Amid growing issues that Greenland, an enormous Arctic territory dominated by Denmark, continues to be being coveted by the Trump administration, the Danish prime minister has delivered a stark warning to the White House.
In nationally televised remarks, Mette Frederiksen reminded Danes that she had already “made it very clear where the Kingdom of Denmark stands, and that Greenland has repeatedly said that it does not want to be part of the United States.”
But she additionally warned of the penalties of US military motion to grab Greenland – one thing US President Donald Trump has pointedly refused to rule out.
“First of all, I think you have to take the US president seriously when he says he wants Greenland,” Frederiksen mentioned, reflecting heightened nervousness about Trump’s intentions in the aftermath of his extraordinary military action in Venezuela.

“But I also want to make it clear that if the US chooses to attack another NATO country militarily, everything stops, including NATO and thus the security that has been provided since the end of World War II,” she added.
It is a critical and extensively shared concern amongst NATO allies that the Greenland concern has the potential not solely to anger and humiliate a longtime US associate, but in addition to fracture the Western military alliance as strain from Washington escalates.
Trump repeated on Sunday that the US wants Greenland “from the standpoint of national security.”
“We need Greenland … It’s so strategic right now. Greenland is covered with Russian and Chinese ships all over the place,” Trump instructed reporters aboard Air Force One. “We need Greenland from the standpoint of national security, and Denmark is not going to be able to do it.”
His remarks got here after Katie Miller, a Trump ally and the spouse of Stephen Miller, the deputy White House chief of employees for coverage, posted on X yesterday a picture of the map of Greenland overlaid with the American flag, writing, “SOON.”
It’s the newest reminder of a repeatedly said Trump-administration ambition that has set Washington’s conventional European allies – most of all, Denmark – on edge.
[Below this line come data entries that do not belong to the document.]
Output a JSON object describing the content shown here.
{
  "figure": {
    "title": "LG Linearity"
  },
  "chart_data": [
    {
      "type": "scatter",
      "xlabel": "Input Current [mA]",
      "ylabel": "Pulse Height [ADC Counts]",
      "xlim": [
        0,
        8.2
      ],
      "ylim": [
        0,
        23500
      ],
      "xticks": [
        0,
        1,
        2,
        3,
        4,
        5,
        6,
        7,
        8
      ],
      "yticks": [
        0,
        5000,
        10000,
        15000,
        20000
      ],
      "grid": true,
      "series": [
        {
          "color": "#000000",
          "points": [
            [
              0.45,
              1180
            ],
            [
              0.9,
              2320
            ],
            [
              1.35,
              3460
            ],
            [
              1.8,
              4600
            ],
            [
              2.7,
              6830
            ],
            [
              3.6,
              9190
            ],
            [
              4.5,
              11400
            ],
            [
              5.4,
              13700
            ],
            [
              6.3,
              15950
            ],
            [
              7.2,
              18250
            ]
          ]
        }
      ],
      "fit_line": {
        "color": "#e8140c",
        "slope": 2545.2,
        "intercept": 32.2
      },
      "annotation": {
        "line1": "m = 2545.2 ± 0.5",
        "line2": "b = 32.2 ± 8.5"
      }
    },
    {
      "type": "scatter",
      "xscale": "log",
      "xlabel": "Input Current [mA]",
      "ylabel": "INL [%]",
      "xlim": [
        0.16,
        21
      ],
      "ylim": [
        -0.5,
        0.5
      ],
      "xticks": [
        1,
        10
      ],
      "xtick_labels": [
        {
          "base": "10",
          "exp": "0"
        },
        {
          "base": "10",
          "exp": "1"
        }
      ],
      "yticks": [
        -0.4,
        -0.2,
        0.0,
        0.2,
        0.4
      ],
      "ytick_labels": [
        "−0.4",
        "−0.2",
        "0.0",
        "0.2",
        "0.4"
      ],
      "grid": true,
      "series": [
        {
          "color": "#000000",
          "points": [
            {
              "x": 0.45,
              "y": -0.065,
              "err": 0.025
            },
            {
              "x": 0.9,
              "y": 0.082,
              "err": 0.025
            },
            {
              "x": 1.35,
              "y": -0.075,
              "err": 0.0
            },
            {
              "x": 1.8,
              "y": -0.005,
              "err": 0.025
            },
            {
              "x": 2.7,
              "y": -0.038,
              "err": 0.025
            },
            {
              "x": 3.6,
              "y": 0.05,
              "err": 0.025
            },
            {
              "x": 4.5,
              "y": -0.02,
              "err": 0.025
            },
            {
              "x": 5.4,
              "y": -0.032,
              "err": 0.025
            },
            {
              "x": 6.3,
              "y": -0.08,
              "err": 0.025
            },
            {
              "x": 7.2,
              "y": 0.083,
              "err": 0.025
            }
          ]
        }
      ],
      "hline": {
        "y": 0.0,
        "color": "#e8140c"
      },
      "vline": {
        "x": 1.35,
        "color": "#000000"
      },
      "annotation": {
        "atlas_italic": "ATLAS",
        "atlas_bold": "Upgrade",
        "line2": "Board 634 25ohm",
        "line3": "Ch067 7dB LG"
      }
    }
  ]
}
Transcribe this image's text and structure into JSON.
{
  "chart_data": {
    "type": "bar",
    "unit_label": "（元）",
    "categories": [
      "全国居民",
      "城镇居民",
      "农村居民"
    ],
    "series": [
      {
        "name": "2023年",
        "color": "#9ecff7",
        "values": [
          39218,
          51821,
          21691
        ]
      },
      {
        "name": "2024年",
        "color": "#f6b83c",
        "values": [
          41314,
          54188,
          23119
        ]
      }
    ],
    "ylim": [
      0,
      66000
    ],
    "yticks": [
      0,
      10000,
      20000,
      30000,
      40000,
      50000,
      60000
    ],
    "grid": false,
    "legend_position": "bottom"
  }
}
NCS visited Greenland in October, as the Danish military staged an unprecedented present of military power formally meant to discourage what are mentioned to be rising Russian and Chinese military threats.
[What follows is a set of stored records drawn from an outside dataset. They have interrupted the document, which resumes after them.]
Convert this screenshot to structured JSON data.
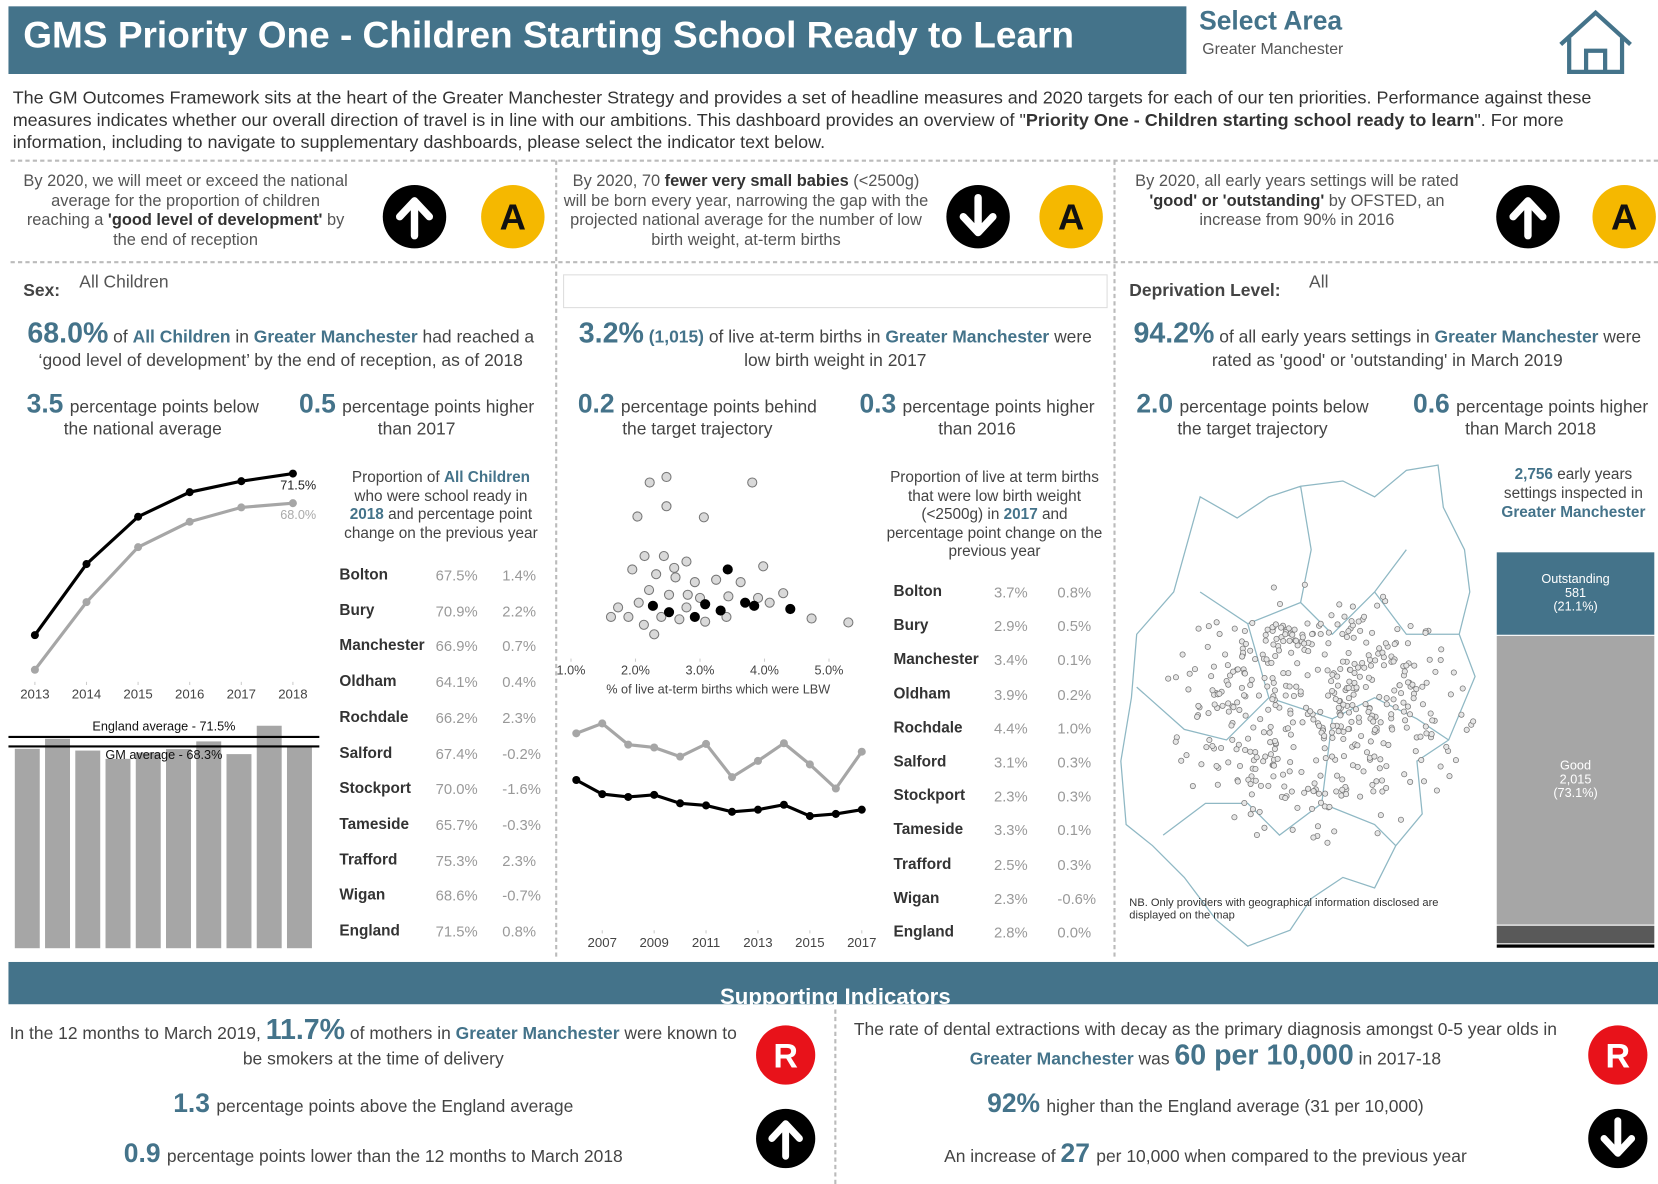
{
  "header": {
    "title": "GMS Priority One - Children Starting School Ready to Learn",
    "select_area": "Select Area",
    "area": "Greater Manchester"
  },
  "intro": [
    {
      "text": "The GM Outcomes Framework sits at the heart of the Greater Manchester Strategy and provides a set of headline measures and 2020 targets for each of our ten priorities. Performance against these measures indicates whether our overall direction of travel is in line with our ambitions. This dashboard provides an overview of \""
    },
    {
      "text": "Priority One - Children starting school ready to learn",
      "style": "bold"
    },
    {
      "text": "\". For more information, including to navigate to supplementary dashboards, please select the indicator text below."
    }
  ],
  "targets": [
    {
      "text": [
        {
          "text": "By 2020, we will meet or exceed the national average for the proportion of children reaching a "
        },
        {
          "text": "'good level of development'",
          "style": "bold"
        },
        {
          "text": " by the end of reception"
        }
      ],
      "direction": "up",
      "rating": "A",
      "rating_color": "#f5b800"
    },
    {
      "text": [
        {
          "text": "By 2020, 70 "
        },
        {
          "text": "fewer very small babies",
          "style": "bold"
        },
        {
          "text": " (<2500g) will be born every year, narrowing the gap with the projected national average for the number of low birth weight, at-term births"
        }
      ],
      "direction": "down",
      "rating": "A",
      "rating_color": "#f5b800"
    },
    {
      "text": [
        {
          "text": "By 2020, all early years settings will be rated "
        },
        {
          "text": "'good' or 'outstanding'",
          "style": "bold"
        },
        {
          "text": " by OFSTED, an increase from 90% in 2016"
        }
      ],
      "direction": "up",
      "rating": "A",
      "rating_color": "#f5b800"
    }
  ],
  "panels": [
    {
      "filter": {
        "label": "Sex:",
        "value": "All Children"
      },
      "headline": [
        {
          "text": "68.0%",
          "style": "big"
        },
        {
          "text": " of "
        },
        {
          "text": "All Children",
          "style": "highlight"
        },
        {
          "text": " in "
        },
        {
          "text": "Greater Manchester",
          "style": "highlight"
        },
        {
          "text": " had reached a ‘good level of development’ by the end of reception, as of 2018"
        }
      ],
      "stats": [
        {
          "value": "3.5",
          "text": "percentage points below the national average"
        },
        {
          "value": "0.5",
          "text": "percentage points higher than 2017"
        }
      ],
      "trend": {
        "type": "line",
        "x": [
          2013,
          2014,
          2015,
          2016,
          2017,
          2018
        ],
        "xlim": [
          2013,
          2018
        ],
        "xticks": [
          2013,
          2014,
          2015,
          2016,
          2017,
          2018
        ],
        "ylim": [
          47,
          73
        ],
        "series": [
          {
            "color": "#000000",
            "values": [
              52.4,
              60.8,
              66.4,
              69.3,
              70.6,
              71.5
            ],
            "value_labels": [
              null,
              null,
              null,
              null,
              null,
              "71.5%"
            ]
          },
          {
            "color": "#a6a6a6",
            "values": [
              48.3,
              56.3,
              62.8,
              65.8,
              67.5,
              68.0
            ],
            "value_labels": [
              null,
              null,
              null,
              null,
              null,
              "68.0%"
            ]
          }
        ]
      },
      "bars": {
        "type": "bar",
        "values": [
          67.5,
          70.9,
          66.9,
          64.1,
          66.2,
          67.4,
          70.0,
          65.7,
          75.3,
          68.6
        ],
        "color": "#a6a6a6",
        "ylim": [
          0,
          78
        ],
        "reference_lines": [
          {
            "label": "England average - 71.5%",
            "value": 71.5
          },
          {
            "label": "GM average - 68.3%",
            "value": 68.3
          }
        ]
      },
      "table": {
        "caption": [
          {
            "text": "Proportion of "
          },
          {
            "text": "All Children",
            "style": "highlight"
          },
          {
            "text": " who were school ready in "
          },
          {
            "text": "2018",
            "style": "highlight"
          },
          {
            "text": " and percentage point change on the previous year"
          }
        ],
        "rows": [
          [
            "Bolton",
            "67.5%",
            "1.4%"
          ],
          [
            "Bury",
            "70.9%",
            "2.2%"
          ],
          [
            "Manchester",
            "66.9%",
            "0.7%"
          ],
          [
            "Oldham",
            "64.1%",
            "0.4%"
          ],
          [
            "Rochdale",
            "66.2%",
            "2.3%"
          ],
          [
            "Salford",
            "67.4%",
            "-0.2%"
          ],
          [
            "Stockport",
            "70.0%",
            "-1.6%"
          ],
          [
            "Tameside",
            "65.7%",
            "-0.3%"
          ],
          [
            "Trafford",
            "75.3%",
            "2.3%"
          ],
          [
            "Wigan",
            "68.6%",
            "-0.7%"
          ],
          [
            "England",
            "71.5%",
            "0.8%"
          ]
        ]
      }
    },
    {
      "headline": [
        {
          "text": "3.2%",
          "style": "big"
        },
        {
          "text": " (1,015)",
          "style": "highlight"
        },
        {
          "text": " of live at-term births in "
        },
        {
          "text": "Greater Manchester",
          "style": "highlight"
        },
        {
          "text": " were low birth weight in 2017"
        }
      ],
      "stats": [
        {
          "value": "0.2",
          "text": "percentage points behind the target trajectory"
        },
        {
          "value": "0.3",
          "text": "percentage points higher than 2016"
        }
      ],
      "scatter": {
        "type": "scatter",
        "xlim": [
          1,
          5.5
        ],
        "xticks": [
          {
            "value": 1,
            "label": "1.0%"
          },
          {
            "value": 2,
            "label": "2.0%"
          },
          {
            "value": 3,
            "label": "3.0%"
          },
          {
            "value": 4,
            "label": "4.0%"
          },
          {
            "value": 5,
            "label": "5.0%"
          }
        ],
        "xlabel": "% of live at-term births which were LBW",
        "ylim": [
          0,
          11.5
        ],
        "series": [
          {
            "color": "#d9d9d9",
            "x": [
              2.48,
              2.22,
              3.81,
              2.03,
              2.48,
              3.06,
              2.14,
              2.44,
              2.79,
              3.98,
              1.95,
              2.32,
              2.62,
              2.92,
              3.25,
              3.63,
              4.29,
              2.21,
              2.52,
              2.81,
              3.44,
              3.9,
              1.62,
              1.89,
              2.13,
              2.4,
              2.68,
              3.08,
              3.41,
              4.08,
              4.73,
              5.3,
              2.05,
              2.29,
              2.79,
              3.0,
              1.73,
              2.6
            ],
            "y": [
              10.75,
              10.4,
              10.4,
              8.25,
              8.9,
              8.2,
              5.75,
              5.75,
              5.4,
              5.1,
              4.9,
              4.6,
              4.4,
              4.1,
              4.25,
              4.1,
              3.4,
              3.6,
              3.3,
              3.3,
              3.2,
              3.1,
              1.9,
              1.9,
              1.4,
              1.9,
              1.75,
              1.6,
              1.9,
              2.8,
              1.8,
              1.55,
              2.8,
              0.8,
              2.5,
              3.1,
              2.5,
              5.0
            ]
          },
          {
            "color": "#000000",
            "x": [
              3.43,
              2.27,
              2.52,
              2.92,
              3.08,
              3.32,
              3.7,
              3.84,
              4.4
            ],
            "y": [
              4.9,
              2.6,
              2.2,
              1.9,
              2.7,
              2.3,
              2.8,
              2.6,
              2.4
            ]
          }
        ]
      },
      "trend": {
        "type": "line",
        "x": [
          2006,
          2007,
          2008,
          2009,
          2010,
          2011,
          2012,
          2013,
          2014,
          2015,
          2016,
          2017
        ],
        "xlim": [
          2006,
          2017
        ],
        "xticks": [
          2007,
          2009,
          2011,
          2013,
          2015,
          2017
        ],
        "ylim": [
          2,
          10
        ],
        "series": [
          {
            "color": "#a6a6a6",
            "values": [
              8.6,
              9.3,
              7.8,
              7.6,
              6.95,
              7.85,
              5.5,
              6.65,
              7.9,
              6.4,
              4.7,
              7.3
            ]
          },
          {
            "color": "#000000",
            "values": [
              5.3,
              4.3,
              4.1,
              4.25,
              3.65,
              3.5,
              3.05,
              3.2,
              3.55,
              2.75,
              2.9,
              3.2
            ]
          }
        ]
      },
      "table": {
        "caption": [
          {
            "text": "Proportion of live at term births that were low birth weight (<2500g) in "
          },
          {
            "text": "2017",
            "style": "highlight"
          },
          {
            "text": " and percentage point change on the previous year"
          }
        ],
        "rows": [
          [
            "Bolton",
            "3.7%",
            "0.8%"
          ],
          [
            "Bury",
            "2.9%",
            "0.5%"
          ],
          [
            "Manchester",
            "3.4%",
            "0.1%"
          ],
          [
            "Oldham",
            "3.9%",
            "0.2%"
          ],
          [
            "Rochdale",
            "4.4%",
            "1.0%"
          ],
          [
            "Salford",
            "3.1%",
            "0.3%"
          ],
          [
            "Stockport",
            "2.3%",
            "0.3%"
          ],
          [
            "Tameside",
            "3.3%",
            "0.1%"
          ],
          [
            "Trafford",
            "2.5%",
            "0.3%"
          ],
          [
            "Wigan",
            "2.3%",
            "-0.6%"
          ],
          [
            "England",
            "2.8%",
            "0.0%"
          ]
        ]
      }
    },
    {
      "filter": {
        "label": "Deprivation Level:",
        "value": "All"
      },
      "headline": [
        {
          "text": "94.2%",
          "style": "big"
        },
        {
          "text": " of all early years settings in "
        },
        {
          "text": "Greater Manchester",
          "style": "highlight"
        },
        {
          "text": " were rated as 'good' or 'outstanding' in March 2019"
        }
      ],
      "stats": [
        {
          "value": "2.0",
          "text": "percentage points  below the target trajectory"
        },
        {
          "value": "0.6",
          "text": "percentage points higher than March 2018"
        }
      ],
      "map_note": "NB. Only providers with geographical information disclosed are displayed on the map",
      "stack": {
        "type": "stacked_bar",
        "caption": [
          {
            "text": "2,756",
            "style": "highlight"
          },
          {
            "text": " early years settings inspected in "
          },
          {
            "text": "Greater Manchester",
            "style": "highlight"
          }
        ],
        "segments": [
          {
            "name": "Outstanding",
            "value": 581,
            "value_label": "581",
            "share_label": "(21.1%)",
            "color": "#44738a"
          },
          {
            "name": "Good",
            "value": 2015,
            "value_label": "2,015",
            "share_label": "(73.1%)",
            "color": "#a6a6a6"
          },
          {
            "value": 130,
            "color": "#595959"
          },
          {
            "value": 30,
            "color": "#000000"
          }
        ]
      }
    }
  ],
  "supporting": {
    "title": "Supporting Indicators",
    "items": [
      {
        "headline": [
          {
            "text": "In the 12 months to March 2019, "
          },
          {
            "text": "11.7%",
            "style": "big"
          },
          {
            "text": " of mothers in "
          },
          {
            "text": "Greater Manchester",
            "style": "highlight"
          },
          {
            "text": "  were known to be smokers at the time of delivery"
          }
        ],
        "rating": "R",
        "rating_color": "#e8121a",
        "direction": "up",
        "stats": [
          {
            "value": "1.3",
            "text": "percentage points above the England average"
          },
          {
            "value": "0.9",
            "text": "percentage points lower than the 12 months to March 2018"
          }
        ]
      },
      {
        "headline": [
          {
            "text": "The rate of dental extractions with decay as the primary diagnosis amongst 0-5 year olds in "
          },
          {
            "text": "Greater Manchester",
            "style": "highlight"
          },
          {
            "text": " was "
          },
          {
            "text": "60 per 10,000",
            "style": "big"
          },
          {
            "text": " in 2017-18"
          }
        ],
        "rating": "R",
        "rating_color": "#e8121a",
        "direction": "down",
        "stats": [
          {
            "value": "92%",
            "text": "higher than the England average (31 per 10,000)"
          },
          {
            "prefix": "An increase of",
            "value": "27",
            "text": "per 10,000 when compared to the previous year"
          }
        ]
      }
    ]
  }
}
Moscow could also be slowed down preventing in Ukraine at the second, however as soon as that brutal battle is lastly over, Danish military officers inform NCS they absolutely count on Russia to divert sources and use its warfighting expertise to pose a a lot larger menace in the Arctic area.
China, too, has been stepping up its Arctic claims, participating in patrols and workouts with Russian vessels, in addition to funding Arctic infrastructure tasks and creating a “polar silk road” plan for Arctic delivery. It’s even declared itself a “near-Arctic state,” regardless that its most northerly main metropolis, Harbin, is roughly as far north as Venice in Italy.
But in face-to-face conferences, senior Danish military commanders say that neither Russia nor China at the moment current any vital military menace to Greenland.
“I don’t think we have a threat to Greenland right now,” Major General Søren Andersen, the chief of Denmark’s Joint Arctic Command, instructed NCS.
What’s extra, Danish military officers insist the world’s largest island – the measurement of six Germanys or two of the greatest US states, Alaska and California, mixed – is comparatively easy to defend. Harsh climate, mountainous terrain and a scarcity of infrastructure make the complete east coast of the territory “virtually unconquerable,” in keeping with one Danish military official.

Privately, Danish military officers instructed NCS the maneuvers on land, air and sea had been actually designed to point out Trump how significantly it took Greenland’s safety, after his repeated threats to take it over, in the hope of convincing him to alter his thoughts.
But that technique, it appears, doesn’t seem to have labored. And with a Trump administration seemingly emboldened by what it regards as a surprising success in Venezuela, the way forward for Greenland and the cohesion of the Western military alliance are as soon as once more being plunged into uncertainty.